After almost a century of reign by the welfare state, Europeans have grown totally dependent on the state, and lost their ability to take their destiny in their own hands. The nation states of Europe are simultaneously being undermined by the European Union.

While individual conservative leaders including France’s Nicolas Sarkosy and Germany’s Angela Markel are seeking changes in the welfare system to boost employment and economic growth, the European public is still addicted to the existing system. Sarkosy and Merkel seek to reform the welfare state in order to save it, rather than eliminate it altogether.

Early American pilgrims from Europe, by way of contrast, sought to escape the stifling chains of European absolutism. They wanted to live according to their own conscience and beliefs and not by the dictate of an absolutist Monarch or church. The pilgrims understood the message of Saint Thomas Aquinas who believed that human beings have a natural capacity to know many things without divine intervention as opposed to the absolutist monarchs and the church that thought of themselves as being the repository of knowledge and truth. The pilgrims were also individualists who understood that in order to be virtuous and free of sin, they had to be free to choose, and choices included of course the sphere of economics, as well as religion.
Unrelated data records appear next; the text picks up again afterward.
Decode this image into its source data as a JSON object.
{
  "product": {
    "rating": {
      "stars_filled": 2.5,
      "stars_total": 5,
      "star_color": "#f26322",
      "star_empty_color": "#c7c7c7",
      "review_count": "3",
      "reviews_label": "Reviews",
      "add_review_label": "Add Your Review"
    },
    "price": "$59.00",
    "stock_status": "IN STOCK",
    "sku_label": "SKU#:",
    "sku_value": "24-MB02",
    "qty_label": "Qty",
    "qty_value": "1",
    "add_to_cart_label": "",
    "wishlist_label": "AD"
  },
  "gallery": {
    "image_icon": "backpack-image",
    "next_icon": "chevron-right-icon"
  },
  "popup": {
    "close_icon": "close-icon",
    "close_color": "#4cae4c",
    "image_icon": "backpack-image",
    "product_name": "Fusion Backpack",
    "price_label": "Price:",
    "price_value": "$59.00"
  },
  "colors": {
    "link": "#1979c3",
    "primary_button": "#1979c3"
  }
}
Writers such as Thomas Paine who mistrusted government and the aristocracy were to have enormous influence on those living in the 13 colonies. The American Revolution of 1776 was a direct challenge to European absolutism. American individualism was grounded in freedom and the ability to forge ones own destiny. Although the American Revolution gave impetus to the French Revolution of 1789, in Europe these revolutions served to replace one set of absolutists with another.
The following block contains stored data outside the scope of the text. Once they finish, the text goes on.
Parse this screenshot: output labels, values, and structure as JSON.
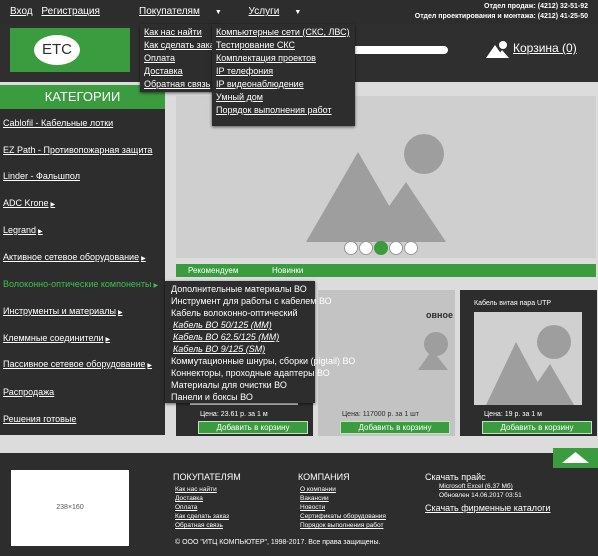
{
  "topbar": {
    "login": "Вход",
    "register": "Регистрация",
    "nav_customers": "Покупателям",
    "nav_services": "Услуги",
    "phone_sales": "Отдел продаж: (4212) 32-51-92",
    "phone_design": "Отдел проектирования и монтажа: (4212) 41-25-50"
  },
  "header": {
    "logo_text": "ETC",
    "cart_label": "Корзина (0)"
  },
  "customers_menu": [
    "Как нас найти",
    "Как сделать заказ",
    "Оплата",
    "Доставка",
    "Обратная связь"
  ],
  "services_menu": [
    "Компьютерные сети (СКС, ЛВС)",
    "Тестирование СКС",
    "Комплектация проектов",
    "IP телефония",
    "IP видеонаблюдение",
    "Умный дом",
    "Порядок выполнения работ"
  ],
  "sidebar": {
    "title": "КАТЕГОРИИ",
    "items": [
      "Cablofil - Кабельные лотки",
      "EZ Path - Противопожарная защита",
      " Linder - Фальшпол ",
      "ADC Krone",
      "Legrand",
      "Активное сетевое оборудование",
      "Волоконно-оптические компоненты",
      "Инструменты и материалы",
      "Клеммные соединители",
      "Пассивное сетевое оборудование",
      "Распродажа",
      "Решения готовые"
    ]
  },
  "fiber_menu": [
    "Дополнительные материалы ВО",
    "Инструмент для работы с кабелем ВО",
    "Кабель волоконно-оптический",
    "Кабель ВО 50/125 (MM)",
    "Кабель ВО 62.5/125 (MM)",
    "Кабель ВО 9/125 (SM)",
    "Коммутационные шнуры, сборки (pigtail) ВО",
    "Коннекторы, проходные адаптеры ВО",
    "Материалы для очистки ВО",
    "Панели и боксы ВО"
  ],
  "tabs": [
    "Рекомендуем",
    "Новинки"
  ],
  "products": [
    {
      "name": "",
      "price": "Цена: 23.61 р. за 1 м",
      "button": "Добавить в корзину"
    },
    {
      "name": "овное",
      "price": "Цена: 117000 р. за 1 шт",
      "button": "Добавить в корзину"
    },
    {
      "name": "Кабель витая пара UTP",
      "price": "Цена: 19 р. за 1 м",
      "button": "Добавить в корзину"
    }
  ],
  "footer": {
    "banner_size": "238×160",
    "customers_title": "ПОКУПАТЕЛЯМ",
    "customers_links": [
      "Как нас найти",
      "Доставка",
      "Оплата",
      "Как сделать заказ",
      "Обратная связь"
    ],
    "company_title": "КОМПАНИЯ",
    "company_links": [
      "О компании",
      "Вакансии",
      "Новости",
      "Сертификаты оборудования",
      "Порядок выполнения работ"
    ],
    "price_title": "Скачать прайс",
    "price_file": "Microsoft Excel (6.37 Мб)",
    "price_updated": "Обновлен 14.06.2017 03:51",
    "catalogs": "Скачать фирменные каталоги",
    "copyright": "© ООО \"ИТЦ КОМПЬЮТЕР\", 1998-2017. Все права защищены."
  },
  "colors": {
    "accent": "#3a9b3f",
    "dark": "#2d2d2d",
    "active_text": "#3fc14c"
  },
  "slider_active_dot": 3
}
The French Revolution ushered in the age of totalitarianism in Europe. Not content with controlling the political and economic lives of their subjects, the absolutist rulers sought to control their minds as well. The twentieth century saw the rise of Communism and Fascism (and Nazism) that culminated with the horrors of the Holocaust being committed on European soil by European absolutist totalitarians. F.A. Hayek, in his book “The Road to Serfdom,” pointed to the close ideological connection between Socialists and Fascists. He noted, they have more in common with each other than either have with classical liberalism, including the tendency to reduce the individual to an organic part of the state.

While Americans proclaimed, “In God We Trust,” the Europeans have gradually abandoned the belief in the Judeo-Christian God and the moral direction it provided. They largely agreed with German philosopher Friedrich Nietzsche (1844-1900) who wrote that, “God is Dead.” In Auschwitz, the Europeans did away with the Judeo-Christian God altogether. And since then they have increasingly relied on the state to direct their lives. The state has become the source of order, legitimacy, and authority. And the state has since 1957 evolved into a super-state known as the European Union.

The same secularist spirit that dominated Europe in the 20th Century and gave rise to Communism and Fascism, has given birth to a new ism - welfarism. Keynesian economics (named after British economist John Maynard Keynes) advocated state (government) intervention in economic policies. Keynes wrote the blueprint for Britain’s welfare system, and was pessimistic about the future. One of his more famous quips was “In the long run, we are all dead,” it perhaps best reflects European passivity, and lack of belief in a better future.

Fortunately for America, our demographics are still relatively healthy, albeit the growing phenomenon of late marriages, abortions, and childless families, should be a source of concern.

The Democrats are hoping to win the upcoming presidential elections and usher in a number of changes that would create greater government control in health and education policies similar to the European system. Should we adopt their (Europeans) system of public dependence on the state, or should we continue to preserve our system of personal initiative and limited government intervention in our lives?